A PREDATORY child sex offender who once tried to bury a Warrnambool girl alive was yesterday described as “one of the very worst’’, by a retired policeman.
Colin George McKane was sentenced earlier this week in Victoria’s Supreme Court to nine months’ jail for tracking down minors for sex after seeing their photographs in a newspaper.
At the time he was the subject of a supervision order imposed after he finished a sentence for kidnapping and molesting a 10-year-old girl.
The court heard that in 1984, McKane bashed a 16-year-old Warrnambool girl with a wheel brace as she was walking home.
He put her in his car, dragged her to a beach, assaulted her then dumped her in a hole, covering her with bracken and debris.
Fred Hughson, a former senior detective in Warrnambool at the time, said the girl pretended to be dead and McKane left the scene.
She then ran naked for more than a kilometre to get help.
When police were later examining the scene McKane returned with a shovel, which they believed he was going to use to bury her. “He was certainly one of the worst offenders I saw in my time,” Mr Hughson said yesterday.
“One of the very worst. He was always considered a dangerous offender.
“I knew the family involved at the time. It was a very tragic case for them. It was horrific.”
At his 1998 trial for the abduction and molestation of the 10-year-old girl, the Office of Public Prosecutions asked Judge Leo Hart to declare McKane a dangerous offender, so he could be sentenced to prison indefinitely.
Judge Hart refused and sentenced McKane to nine years in prison.
At that trial, it emerged that McKane had a long and brutal history of sexual abuse of children, a record police described as one of the worst they had ever seen.
McKane had previously been jailed, in 1995, for phoning children whose pictures he had seen in the paper.
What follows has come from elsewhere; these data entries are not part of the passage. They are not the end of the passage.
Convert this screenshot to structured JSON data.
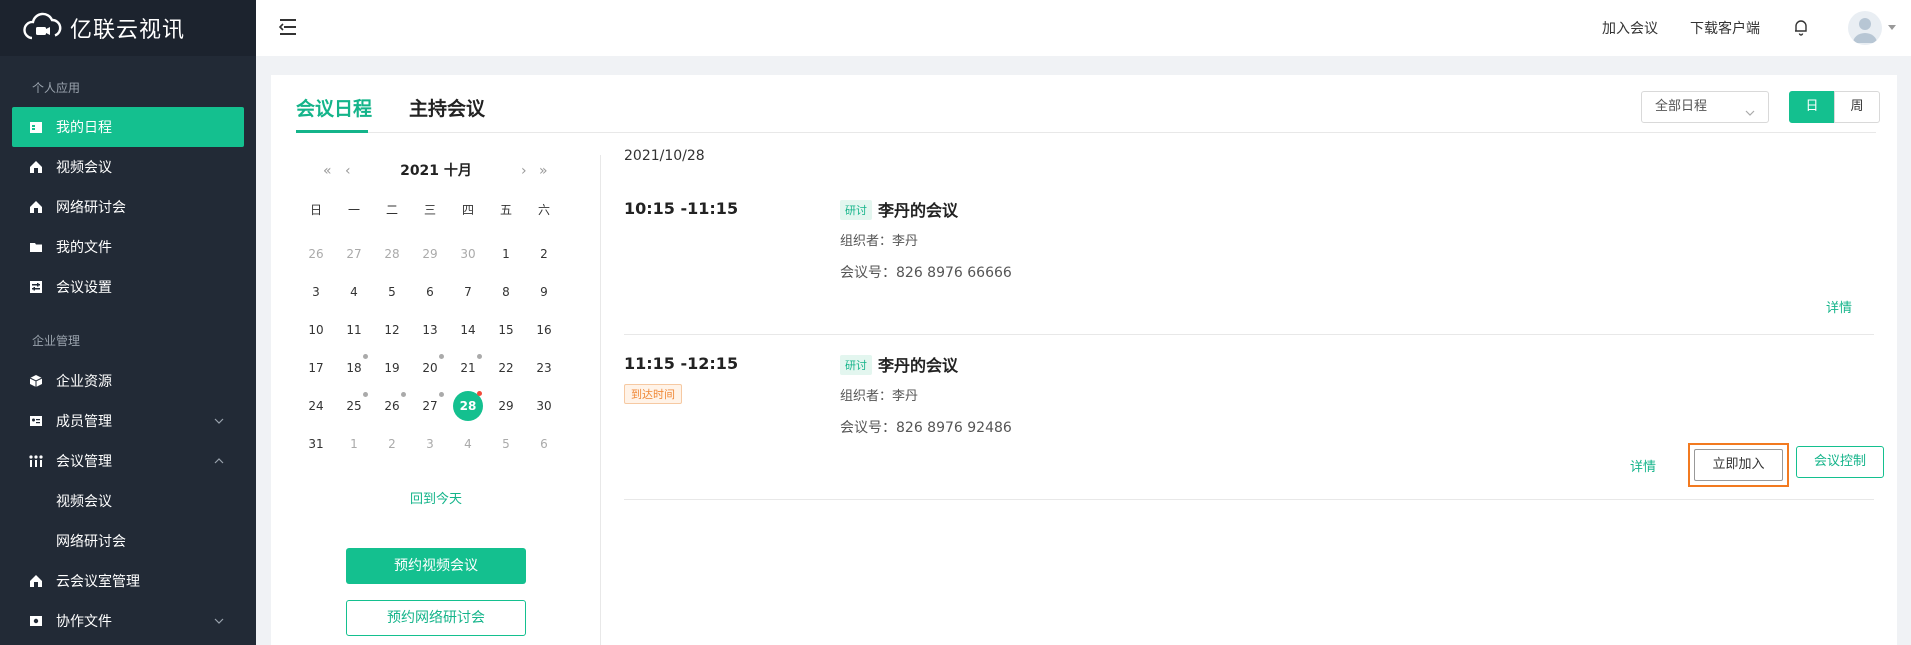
{
  "app": {
    "title": "亿联云视讯"
  },
  "sidebar": {
    "section_personal": "个人应用",
    "section_enterprise": "企业管理",
    "items": [
      {
        "label": "我的日程",
        "icon": "calendar-icon"
      },
      {
        "label": "视频会议",
        "icon": "home-icon"
      },
      {
        "label": "网络研讨会",
        "icon": "home-icon"
      },
      {
        "label": "我的文件",
        "icon": "folder-icon"
      },
      {
        "label": "会议设置",
        "icon": "settings-icon"
      },
      {
        "label": "企业资源",
        "icon": "cube-icon"
      },
      {
        "label": "成员管理",
        "icon": "id-card-icon"
      },
      {
        "label": "会议管理",
        "icon": "people-icon"
      },
      {
        "label": "视频会议",
        "icon": ""
      },
      {
        "label": "网络研讨会",
        "icon": ""
      },
      {
        "label": "云会议室管理",
        "icon": "home-icon"
      },
      {
        "label": "协作文件",
        "icon": "file-icon"
      }
    ]
  },
  "topbar": {
    "join_meeting": "加入会议",
    "download_client": "下载客户端"
  },
  "tabs": {
    "schedule": "会议日程",
    "host": "主持会议"
  },
  "filter": {
    "selected": "全部日程"
  },
  "view_toggle": {
    "day": "日",
    "week": "周"
  },
  "calendar": {
    "title": "2021 十月",
    "weekdays": [
      "日",
      "一",
      "二",
      "三",
      "四",
      "五",
      "六"
    ],
    "weeks": [
      [
        {
          "d": "26",
          "m": true
        },
        {
          "d": "27",
          "m": true
        },
        {
          "d": "28",
          "m": true
        },
        {
          "d": "29",
          "m": true
        },
        {
          "d": "30",
          "m": true
        },
        {
          "d": "1"
        },
        {
          "d": "2"
        }
      ],
      [
        {
          "d": "3"
        },
        {
          "d": "4"
        },
        {
          "d": "5"
        },
        {
          "d": "6"
        },
        {
          "d": "7"
        },
        {
          "d": "8"
        },
        {
          "d": "9"
        }
      ],
      [
        {
          "d": "10"
        },
        {
          "d": "11"
        },
        {
          "d": "12"
        },
        {
          "d": "13"
        },
        {
          "d": "14"
        },
        {
          "d": "15"
        },
        {
          "d": "16"
        }
      ],
      [
        {
          "d": "17"
        },
        {
          "d": "18",
          "dot": "grey"
        },
        {
          "d": "19"
        },
        {
          "d": "20",
          "dot": "grey"
        },
        {
          "d": "21",
          "dot": "grey"
        },
        {
          "d": "22"
        },
        {
          "d": "23"
        }
      ],
      [
        {
          "d": "24"
        },
        {
          "d": "25",
          "dot": "grey"
        },
        {
          "d": "26",
          "dot": "grey"
        },
        {
          "d": "27",
          "dot": "grey"
        },
        {
          "d": "28",
          "today": true,
          "dot": "red"
        },
        {
          "d": "29"
        },
        {
          "d": "30"
        }
      ],
      [
        {
          "d": "31"
        },
        {
          "d": "1",
          "m": true
        },
        {
          "d": "2",
          "m": true
        },
        {
          "d": "3",
          "m": true
        },
        {
          "d": "4",
          "m": true
        },
        {
          "d": "5",
          "m": true
        },
        {
          "d": "6",
          "m": true
        }
      ]
    ],
    "back_today": "回到今天"
  },
  "actions": {
    "book_video": "预约视频会议",
    "book_webinar": "预约网络研讨会"
  },
  "schedule": {
    "date": "2021/10/28",
    "meetings": [
      {
        "time": "10:15 -11:15",
        "tag": "研讨",
        "title": "李丹的会议",
        "organizer": "组织者：李丹",
        "number": "会议号：826 8976 66666",
        "detail": "详情"
      },
      {
        "time": "11:15 -12:15",
        "status": "到达时间",
        "tag": "研讨",
        "title": "李丹的会议",
        "organizer": "组织者：李丹",
        "number": "会议号：826 8976 92486",
        "detail": "详情",
        "join": "立即加入",
        "control": "会议控制"
      }
    ]
  },
  "colors": {
    "accent": "#14c08f",
    "sidebar_bg": "#222a36",
    "highlight": "#f27a20"
  }
}
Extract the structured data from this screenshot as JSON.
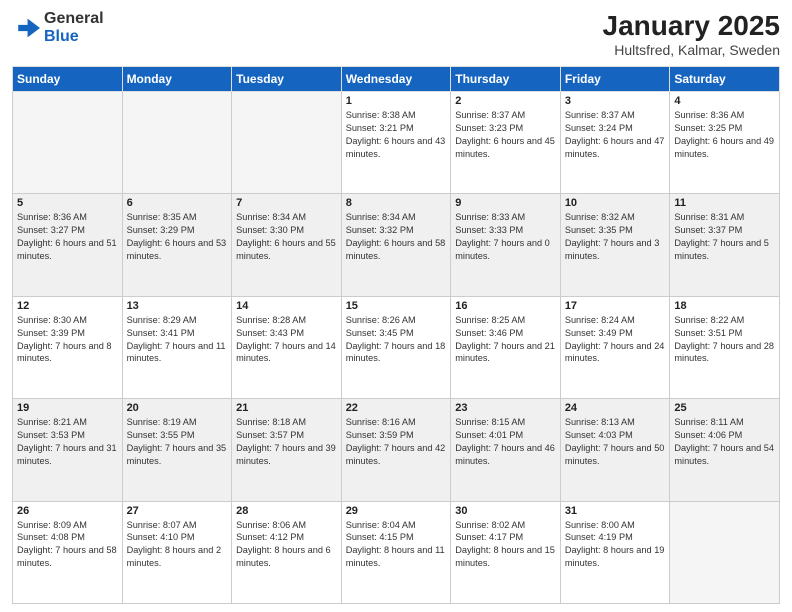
{
  "header": {
    "logo_general": "General",
    "logo_blue": "Blue",
    "month": "January 2025",
    "location": "Hultsfred, Kalmar, Sweden"
  },
  "weekdays": [
    "Sunday",
    "Monday",
    "Tuesday",
    "Wednesday",
    "Thursday",
    "Friday",
    "Saturday"
  ],
  "weeks": [
    [
      {
        "day": "",
        "sunrise": "",
        "sunset": "",
        "daylight": "",
        "empty": true
      },
      {
        "day": "",
        "sunrise": "",
        "sunset": "",
        "daylight": "",
        "empty": true
      },
      {
        "day": "",
        "sunrise": "",
        "sunset": "",
        "daylight": "",
        "empty": true
      },
      {
        "day": "1",
        "sunrise": "Sunrise: 8:38 AM",
        "sunset": "Sunset: 3:21 PM",
        "daylight": "Daylight: 6 hours and 43 minutes."
      },
      {
        "day": "2",
        "sunrise": "Sunrise: 8:37 AM",
        "sunset": "Sunset: 3:23 PM",
        "daylight": "Daylight: 6 hours and 45 minutes."
      },
      {
        "day": "3",
        "sunrise": "Sunrise: 8:37 AM",
        "sunset": "Sunset: 3:24 PM",
        "daylight": "Daylight: 6 hours and 47 minutes."
      },
      {
        "day": "4",
        "sunrise": "Sunrise: 8:36 AM",
        "sunset": "Sunset: 3:25 PM",
        "daylight": "Daylight: 6 hours and 49 minutes."
      }
    ],
    [
      {
        "day": "5",
        "sunrise": "Sunrise: 8:36 AM",
        "sunset": "Sunset: 3:27 PM",
        "daylight": "Daylight: 6 hours and 51 minutes."
      },
      {
        "day": "6",
        "sunrise": "Sunrise: 8:35 AM",
        "sunset": "Sunset: 3:29 PM",
        "daylight": "Daylight: 6 hours and 53 minutes."
      },
      {
        "day": "7",
        "sunrise": "Sunrise: 8:34 AM",
        "sunset": "Sunset: 3:30 PM",
        "daylight": "Daylight: 6 hours and 55 minutes."
      },
      {
        "day": "8",
        "sunrise": "Sunrise: 8:34 AM",
        "sunset": "Sunset: 3:32 PM",
        "daylight": "Daylight: 6 hours and 58 minutes."
      },
      {
        "day": "9",
        "sunrise": "Sunrise: 8:33 AM",
        "sunset": "Sunset: 3:33 PM",
        "daylight": "Daylight: 7 hours and 0 minutes."
      },
      {
        "day": "10",
        "sunrise": "Sunrise: 8:32 AM",
        "sunset": "Sunset: 3:35 PM",
        "daylight": "Daylight: 7 hours and 3 minutes."
      },
      {
        "day": "11",
        "sunrise": "Sunrise: 8:31 AM",
        "sunset": "Sunset: 3:37 PM",
        "daylight": "Daylight: 7 hours and 5 minutes."
      }
    ],
    [
      {
        "day": "12",
        "sunrise": "Sunrise: 8:30 AM",
        "sunset": "Sunset: 3:39 PM",
        "daylight": "Daylight: 7 hours and 8 minutes."
      },
      {
        "day": "13",
        "sunrise": "Sunrise: 8:29 AM",
        "sunset": "Sunset: 3:41 PM",
        "daylight": "Daylight: 7 hours and 11 minutes."
      },
      {
        "day": "14",
        "sunrise": "Sunrise: 8:28 AM",
        "sunset": "Sunset: 3:43 PM",
        "daylight": "Daylight: 7 hours and 14 minutes."
      },
      {
        "day": "15",
        "sunrise": "Sunrise: 8:26 AM",
        "sunset": "Sunset: 3:45 PM",
        "daylight": "Daylight: 7 hours and 18 minutes."
      },
      {
        "day": "16",
        "sunrise": "Sunrise: 8:25 AM",
        "sunset": "Sunset: 3:46 PM",
        "daylight": "Daylight: 7 hours and 21 minutes."
      },
      {
        "day": "17",
        "sunrise": "Sunrise: 8:24 AM",
        "sunset": "Sunset: 3:49 PM",
        "daylight": "Daylight: 7 hours and 24 minutes."
      },
      {
        "day": "18",
        "sunrise": "Sunrise: 8:22 AM",
        "sunset": "Sunset: 3:51 PM",
        "daylight": "Daylight: 7 hours and 28 minutes."
      }
    ],
    [
      {
        "day": "19",
        "sunrise": "Sunrise: 8:21 AM",
        "sunset": "Sunset: 3:53 PM",
        "daylight": "Daylight: 7 hours and 31 minutes."
      },
      {
        "day": "20",
        "sunrise": "Sunrise: 8:19 AM",
        "sunset": "Sunset: 3:55 PM",
        "daylight": "Daylight: 7 hours and 35 minutes."
      },
      {
        "day": "21",
        "sunrise": "Sunrise: 8:18 AM",
        "sunset": "Sunset: 3:57 PM",
        "daylight": "Daylight: 7 hours and 39 minutes."
      },
      {
        "day": "22",
        "sunrise": "Sunrise: 8:16 AM",
        "sunset": "Sunset: 3:59 PM",
        "daylight": "Daylight: 7 hours and 42 minutes."
      },
      {
        "day": "23",
        "sunrise": "Sunrise: 8:15 AM",
        "sunset": "Sunset: 4:01 PM",
        "daylight": "Daylight: 7 hours and 46 minutes."
      },
      {
        "day": "24",
        "sunrise": "Sunrise: 8:13 AM",
        "sunset": "Sunset: 4:03 PM",
        "daylight": "Daylight: 7 hours and 50 minutes."
      },
      {
        "day": "25",
        "sunrise": "Sunrise: 8:11 AM",
        "sunset": "Sunset: 4:06 PM",
        "daylight": "Daylight: 7 hours and 54 minutes."
      }
    ],
    [
      {
        "day": "26",
        "sunrise": "Sunrise: 8:09 AM",
        "sunset": "Sunset: 4:08 PM",
        "daylight": "Daylight: 7 hours and 58 minutes."
      },
      {
        "day": "27",
        "sunrise": "Sunrise: 8:07 AM",
        "sunset": "Sunset: 4:10 PM",
        "daylight": "Daylight: 8 hours and 2 minutes."
      },
      {
        "day": "28",
        "sunrise": "Sunrise: 8:06 AM",
        "sunset": "Sunset: 4:12 PM",
        "daylight": "Daylight: 8 hours and 6 minutes."
      },
      {
        "day": "29",
        "sunrise": "Sunrise: 8:04 AM",
        "sunset": "Sunset: 4:15 PM",
        "daylight": "Daylight: 8 hours and 11 minutes."
      },
      {
        "day": "30",
        "sunrise": "Sunrise: 8:02 AM",
        "sunset": "Sunset: 4:17 PM",
        "daylight": "Daylight: 8 hours and 15 minutes."
      },
      {
        "day": "31",
        "sunrise": "Sunrise: 8:00 AM",
        "sunset": "Sunset: 4:19 PM",
        "daylight": "Daylight: 8 hours and 19 minutes."
      },
      {
        "day": "",
        "sunrise": "",
        "sunset": "",
        "daylight": "",
        "empty": true
      }
    ]
  ]
}
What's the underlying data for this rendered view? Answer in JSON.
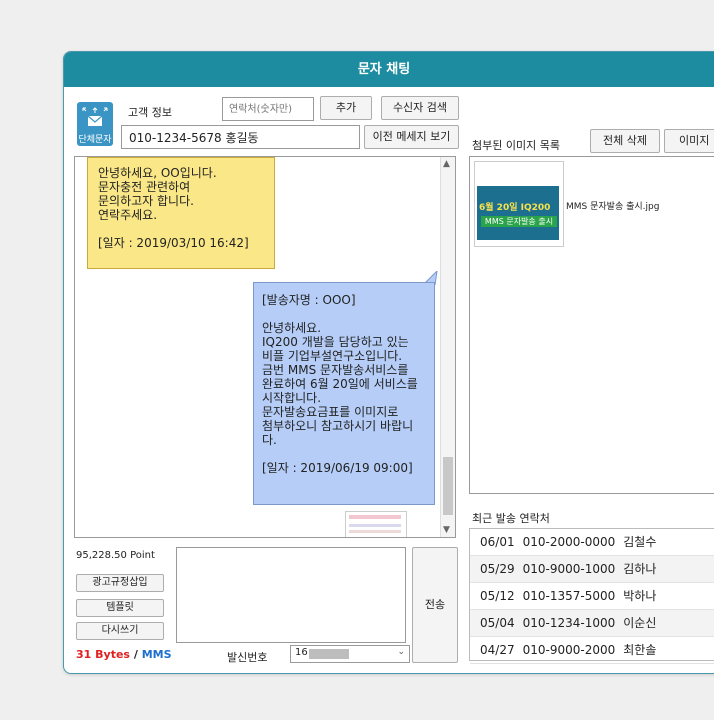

In a confidential report in 1992, McKane was described as “a real threat to females and children. He is a definite sexual deviant and while serving his last prison sentence for rape, declined ... medical assistance and counselling”.
In 1977, a psychiatrist wrote of McKane: “I think he needs to be hospitalised for further assessment in his own interest and also in the public interest.”
The parole board found he was “a long-term recidivist sexual offender, progressing from indecent exposure to indecent assault”.
“Offences had involved knives, scissors and once an unloaded rifle ... also notable has been his lack of impulse control, no sense of responsibility, or right and wrong and no remorse.”
The Age crime reporter John Silvester wrote after the 1998 trial that McKane was every parent’s worst nightmare.
“He has attempted to bury a girl alive, abducted girls from the street and made hundreds of obscene calls that left children terrified,” he wrote.
“He refused prison sex-therapy programs, flouted parole conditions and re-offended every time he was released from prison.”